Sesungguhnya dalam segala hal Allah memiliki kesempurnaan yang paripurna, tanpa batas. Dan mustahil baginya mengalami huduts (baru), karena mustahil bagiNya sifat ‘adam (tidak ada); sebab huduts (baru) mengharuskan adanya sifat ‘adam sebelumnya, dan karena sesuatu yang baru pasti memerlukan muhdits (yang mengadakan), juga karena Allah bersifat wajibul wujud binafsihi (wajib ada dengan sendiriNya).
Kita beriman dengan dalil Al Qur-an,
Dialah Yang Awal dan Yang Akhir Yang Zhahir dan Yang Bathin; dan Dia Maha Mengetahui segala sesuatu. (Al-hadiid: 3)

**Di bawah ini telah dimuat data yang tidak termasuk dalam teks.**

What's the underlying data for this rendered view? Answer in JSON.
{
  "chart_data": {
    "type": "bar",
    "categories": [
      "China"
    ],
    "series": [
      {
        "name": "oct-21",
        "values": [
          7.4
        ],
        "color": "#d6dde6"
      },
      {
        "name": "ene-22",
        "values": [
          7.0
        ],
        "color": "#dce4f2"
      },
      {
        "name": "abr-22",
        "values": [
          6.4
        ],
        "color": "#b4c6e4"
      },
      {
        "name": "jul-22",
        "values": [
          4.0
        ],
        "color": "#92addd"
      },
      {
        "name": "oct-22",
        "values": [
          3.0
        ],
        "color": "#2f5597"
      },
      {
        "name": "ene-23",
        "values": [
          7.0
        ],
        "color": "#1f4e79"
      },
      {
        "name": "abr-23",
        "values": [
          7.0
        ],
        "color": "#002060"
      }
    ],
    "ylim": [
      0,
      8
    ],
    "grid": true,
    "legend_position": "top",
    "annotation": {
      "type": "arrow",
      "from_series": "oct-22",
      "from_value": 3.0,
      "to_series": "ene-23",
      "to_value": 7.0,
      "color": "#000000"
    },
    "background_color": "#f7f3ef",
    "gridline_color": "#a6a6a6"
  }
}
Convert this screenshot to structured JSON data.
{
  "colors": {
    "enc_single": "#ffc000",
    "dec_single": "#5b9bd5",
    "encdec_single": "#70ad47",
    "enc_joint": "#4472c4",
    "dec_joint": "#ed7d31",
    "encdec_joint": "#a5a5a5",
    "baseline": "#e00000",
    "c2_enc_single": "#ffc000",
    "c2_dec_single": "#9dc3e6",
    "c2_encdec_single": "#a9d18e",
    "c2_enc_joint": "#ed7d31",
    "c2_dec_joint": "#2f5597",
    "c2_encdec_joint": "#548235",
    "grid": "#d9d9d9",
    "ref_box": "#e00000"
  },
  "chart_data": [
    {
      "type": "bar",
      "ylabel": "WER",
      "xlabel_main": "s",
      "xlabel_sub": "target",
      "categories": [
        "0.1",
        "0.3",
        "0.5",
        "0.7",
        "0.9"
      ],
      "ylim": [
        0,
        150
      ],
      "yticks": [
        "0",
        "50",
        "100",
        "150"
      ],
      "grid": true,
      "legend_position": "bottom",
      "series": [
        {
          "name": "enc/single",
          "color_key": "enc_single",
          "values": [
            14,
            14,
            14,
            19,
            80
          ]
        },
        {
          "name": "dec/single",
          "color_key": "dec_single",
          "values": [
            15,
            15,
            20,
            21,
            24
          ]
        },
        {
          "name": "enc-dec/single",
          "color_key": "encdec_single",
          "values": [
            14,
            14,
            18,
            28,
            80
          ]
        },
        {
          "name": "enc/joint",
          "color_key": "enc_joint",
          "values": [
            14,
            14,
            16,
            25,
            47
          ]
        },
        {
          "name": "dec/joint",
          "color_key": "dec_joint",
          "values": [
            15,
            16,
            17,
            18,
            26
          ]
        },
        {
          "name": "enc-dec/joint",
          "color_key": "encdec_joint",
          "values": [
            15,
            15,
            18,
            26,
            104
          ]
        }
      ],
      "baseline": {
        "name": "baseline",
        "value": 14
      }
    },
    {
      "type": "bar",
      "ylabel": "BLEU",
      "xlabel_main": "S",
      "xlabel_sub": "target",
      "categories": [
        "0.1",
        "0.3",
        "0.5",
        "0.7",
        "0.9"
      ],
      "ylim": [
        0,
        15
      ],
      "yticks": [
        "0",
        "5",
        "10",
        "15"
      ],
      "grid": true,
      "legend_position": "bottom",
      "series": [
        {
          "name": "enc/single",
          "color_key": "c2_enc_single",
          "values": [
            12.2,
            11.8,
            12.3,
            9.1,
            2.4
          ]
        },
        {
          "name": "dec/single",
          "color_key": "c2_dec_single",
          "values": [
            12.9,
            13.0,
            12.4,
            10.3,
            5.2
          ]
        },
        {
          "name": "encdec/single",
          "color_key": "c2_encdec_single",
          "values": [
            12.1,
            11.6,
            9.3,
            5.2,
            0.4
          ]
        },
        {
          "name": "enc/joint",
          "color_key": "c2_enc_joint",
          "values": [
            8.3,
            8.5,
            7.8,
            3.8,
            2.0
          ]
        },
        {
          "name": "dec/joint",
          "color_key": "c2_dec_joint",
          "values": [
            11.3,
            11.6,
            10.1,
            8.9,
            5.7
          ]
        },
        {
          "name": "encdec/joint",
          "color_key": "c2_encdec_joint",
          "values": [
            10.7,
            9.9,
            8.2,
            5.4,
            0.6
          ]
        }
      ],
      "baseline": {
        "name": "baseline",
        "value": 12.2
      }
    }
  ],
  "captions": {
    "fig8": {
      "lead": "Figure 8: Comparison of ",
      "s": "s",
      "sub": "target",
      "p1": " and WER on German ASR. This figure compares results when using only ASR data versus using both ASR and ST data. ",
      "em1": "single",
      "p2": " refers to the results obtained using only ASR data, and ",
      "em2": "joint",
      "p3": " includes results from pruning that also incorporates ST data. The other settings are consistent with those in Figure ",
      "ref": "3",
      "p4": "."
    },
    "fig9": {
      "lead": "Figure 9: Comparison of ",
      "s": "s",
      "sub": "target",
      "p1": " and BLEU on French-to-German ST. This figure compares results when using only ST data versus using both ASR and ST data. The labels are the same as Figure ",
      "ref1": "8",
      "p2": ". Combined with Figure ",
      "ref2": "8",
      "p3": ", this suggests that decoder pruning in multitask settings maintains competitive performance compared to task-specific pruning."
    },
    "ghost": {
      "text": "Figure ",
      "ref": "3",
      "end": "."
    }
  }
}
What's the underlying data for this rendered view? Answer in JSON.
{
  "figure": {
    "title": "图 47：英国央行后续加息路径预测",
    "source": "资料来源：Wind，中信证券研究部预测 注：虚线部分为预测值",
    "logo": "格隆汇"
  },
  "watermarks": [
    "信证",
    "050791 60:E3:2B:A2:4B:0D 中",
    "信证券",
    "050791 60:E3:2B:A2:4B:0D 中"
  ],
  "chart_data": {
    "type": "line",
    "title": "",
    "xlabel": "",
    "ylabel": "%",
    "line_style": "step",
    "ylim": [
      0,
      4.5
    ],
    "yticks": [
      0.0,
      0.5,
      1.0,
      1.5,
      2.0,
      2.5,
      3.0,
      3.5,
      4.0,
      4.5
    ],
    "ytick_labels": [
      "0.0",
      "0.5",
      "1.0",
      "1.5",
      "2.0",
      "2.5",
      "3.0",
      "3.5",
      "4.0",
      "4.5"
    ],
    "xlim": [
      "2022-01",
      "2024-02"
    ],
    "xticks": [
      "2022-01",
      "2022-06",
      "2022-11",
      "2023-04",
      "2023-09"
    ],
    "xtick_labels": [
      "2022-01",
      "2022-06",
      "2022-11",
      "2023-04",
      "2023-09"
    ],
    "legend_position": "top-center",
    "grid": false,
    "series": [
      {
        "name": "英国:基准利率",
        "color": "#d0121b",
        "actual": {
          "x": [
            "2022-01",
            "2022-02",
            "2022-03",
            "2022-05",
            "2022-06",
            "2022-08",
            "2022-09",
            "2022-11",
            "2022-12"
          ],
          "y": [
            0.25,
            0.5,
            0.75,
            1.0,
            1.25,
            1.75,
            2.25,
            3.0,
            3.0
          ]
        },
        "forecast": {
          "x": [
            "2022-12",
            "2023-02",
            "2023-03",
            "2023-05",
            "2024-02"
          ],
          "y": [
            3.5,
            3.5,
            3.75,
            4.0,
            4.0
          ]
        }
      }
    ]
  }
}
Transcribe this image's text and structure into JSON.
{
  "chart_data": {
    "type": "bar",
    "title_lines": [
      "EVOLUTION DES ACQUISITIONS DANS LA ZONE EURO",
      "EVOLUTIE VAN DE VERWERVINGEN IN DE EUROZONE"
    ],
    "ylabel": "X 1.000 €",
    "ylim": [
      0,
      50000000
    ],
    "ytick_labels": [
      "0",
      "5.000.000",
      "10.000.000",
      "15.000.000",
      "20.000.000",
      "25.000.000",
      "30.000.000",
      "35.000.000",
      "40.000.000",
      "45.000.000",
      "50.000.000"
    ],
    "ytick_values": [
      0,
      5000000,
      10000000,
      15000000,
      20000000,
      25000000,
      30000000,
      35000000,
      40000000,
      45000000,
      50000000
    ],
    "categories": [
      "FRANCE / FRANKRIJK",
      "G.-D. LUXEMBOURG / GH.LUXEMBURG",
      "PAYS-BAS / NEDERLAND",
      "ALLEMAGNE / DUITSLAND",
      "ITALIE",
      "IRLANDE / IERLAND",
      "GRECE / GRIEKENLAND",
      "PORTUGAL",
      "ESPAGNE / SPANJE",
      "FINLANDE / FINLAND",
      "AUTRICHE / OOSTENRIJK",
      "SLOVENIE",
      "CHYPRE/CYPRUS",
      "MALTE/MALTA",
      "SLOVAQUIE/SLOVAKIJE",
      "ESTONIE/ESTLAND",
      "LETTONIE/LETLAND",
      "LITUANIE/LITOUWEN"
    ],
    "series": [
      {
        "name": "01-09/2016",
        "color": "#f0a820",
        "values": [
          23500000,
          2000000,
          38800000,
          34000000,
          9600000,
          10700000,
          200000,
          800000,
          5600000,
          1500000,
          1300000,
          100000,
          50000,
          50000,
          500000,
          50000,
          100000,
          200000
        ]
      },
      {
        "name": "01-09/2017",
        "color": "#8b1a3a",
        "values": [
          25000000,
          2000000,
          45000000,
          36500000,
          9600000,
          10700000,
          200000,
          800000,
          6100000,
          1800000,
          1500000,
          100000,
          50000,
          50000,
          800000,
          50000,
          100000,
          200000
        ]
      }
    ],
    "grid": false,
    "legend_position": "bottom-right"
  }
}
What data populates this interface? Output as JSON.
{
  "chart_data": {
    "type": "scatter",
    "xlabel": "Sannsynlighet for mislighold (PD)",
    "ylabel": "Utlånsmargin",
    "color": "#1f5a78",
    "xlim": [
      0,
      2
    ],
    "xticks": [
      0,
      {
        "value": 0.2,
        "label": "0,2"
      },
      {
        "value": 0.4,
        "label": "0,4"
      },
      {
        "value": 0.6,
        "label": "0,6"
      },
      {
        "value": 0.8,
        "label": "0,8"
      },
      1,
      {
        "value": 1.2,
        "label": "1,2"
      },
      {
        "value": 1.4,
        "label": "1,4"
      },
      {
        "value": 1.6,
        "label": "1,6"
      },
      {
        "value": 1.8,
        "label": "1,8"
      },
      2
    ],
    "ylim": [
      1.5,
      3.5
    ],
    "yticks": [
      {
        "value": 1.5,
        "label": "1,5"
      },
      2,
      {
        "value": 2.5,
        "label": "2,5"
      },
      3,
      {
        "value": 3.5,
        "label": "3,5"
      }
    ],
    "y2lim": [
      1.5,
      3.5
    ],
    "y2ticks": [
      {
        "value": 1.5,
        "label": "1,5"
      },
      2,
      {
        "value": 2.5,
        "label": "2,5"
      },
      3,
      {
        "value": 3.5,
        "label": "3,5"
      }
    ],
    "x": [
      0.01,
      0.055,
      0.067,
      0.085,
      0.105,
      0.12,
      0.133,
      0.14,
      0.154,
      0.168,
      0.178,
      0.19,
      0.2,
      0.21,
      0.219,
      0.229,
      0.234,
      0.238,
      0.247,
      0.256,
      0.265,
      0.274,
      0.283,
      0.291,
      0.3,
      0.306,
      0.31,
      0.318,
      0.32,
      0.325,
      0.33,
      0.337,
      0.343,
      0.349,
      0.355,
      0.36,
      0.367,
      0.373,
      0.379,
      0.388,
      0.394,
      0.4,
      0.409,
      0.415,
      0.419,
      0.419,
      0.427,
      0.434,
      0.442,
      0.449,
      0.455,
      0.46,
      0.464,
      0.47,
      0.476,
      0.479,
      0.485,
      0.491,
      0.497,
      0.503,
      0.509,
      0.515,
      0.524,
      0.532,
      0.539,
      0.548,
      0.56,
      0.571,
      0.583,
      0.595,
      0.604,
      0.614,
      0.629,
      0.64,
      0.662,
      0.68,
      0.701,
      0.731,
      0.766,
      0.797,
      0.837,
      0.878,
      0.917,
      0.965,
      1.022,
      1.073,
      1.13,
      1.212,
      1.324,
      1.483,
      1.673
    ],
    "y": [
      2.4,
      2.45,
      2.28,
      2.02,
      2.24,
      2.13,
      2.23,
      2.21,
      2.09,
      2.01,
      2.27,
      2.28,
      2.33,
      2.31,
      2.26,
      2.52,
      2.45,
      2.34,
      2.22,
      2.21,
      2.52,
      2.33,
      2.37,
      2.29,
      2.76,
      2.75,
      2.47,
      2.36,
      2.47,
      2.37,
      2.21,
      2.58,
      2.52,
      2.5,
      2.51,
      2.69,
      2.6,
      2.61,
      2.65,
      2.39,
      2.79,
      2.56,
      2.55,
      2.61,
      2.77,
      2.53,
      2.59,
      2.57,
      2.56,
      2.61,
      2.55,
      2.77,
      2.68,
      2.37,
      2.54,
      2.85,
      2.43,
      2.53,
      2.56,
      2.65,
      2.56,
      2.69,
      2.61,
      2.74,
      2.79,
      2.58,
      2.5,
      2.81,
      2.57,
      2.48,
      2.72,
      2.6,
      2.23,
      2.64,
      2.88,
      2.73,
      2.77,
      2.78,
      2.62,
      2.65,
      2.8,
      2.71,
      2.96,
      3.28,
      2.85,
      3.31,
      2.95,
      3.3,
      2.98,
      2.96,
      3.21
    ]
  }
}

Maka madzhab ulama salaf dalam meyakini Asma dan Sifat Allah adalah antara ta’thil dan tamtsil. Mereka tidak menyamakan atau menyerupakan sifat-sifat Allah dengan sifat-sifat makhlukNya. Sebagaimana mereka tidak menyerupakan DzatNya dengan dzat pada makhlukNya.
Mereka tidak menafikan apa yang Allah sifatkan untuk diriNya, atau apa yang disifatkan oleh Allah dan RasulNya. Seandainya mereka menafikan, berarti mereka telah menghilangkan asma’ husna dan sifat-sifatNya yang ‘ulya (luhur), dan berarti mengubah kalam dari tempat yang sebenarnya, dan berarti pula mengingkari asma’ Allah dan ayat-ayatNya.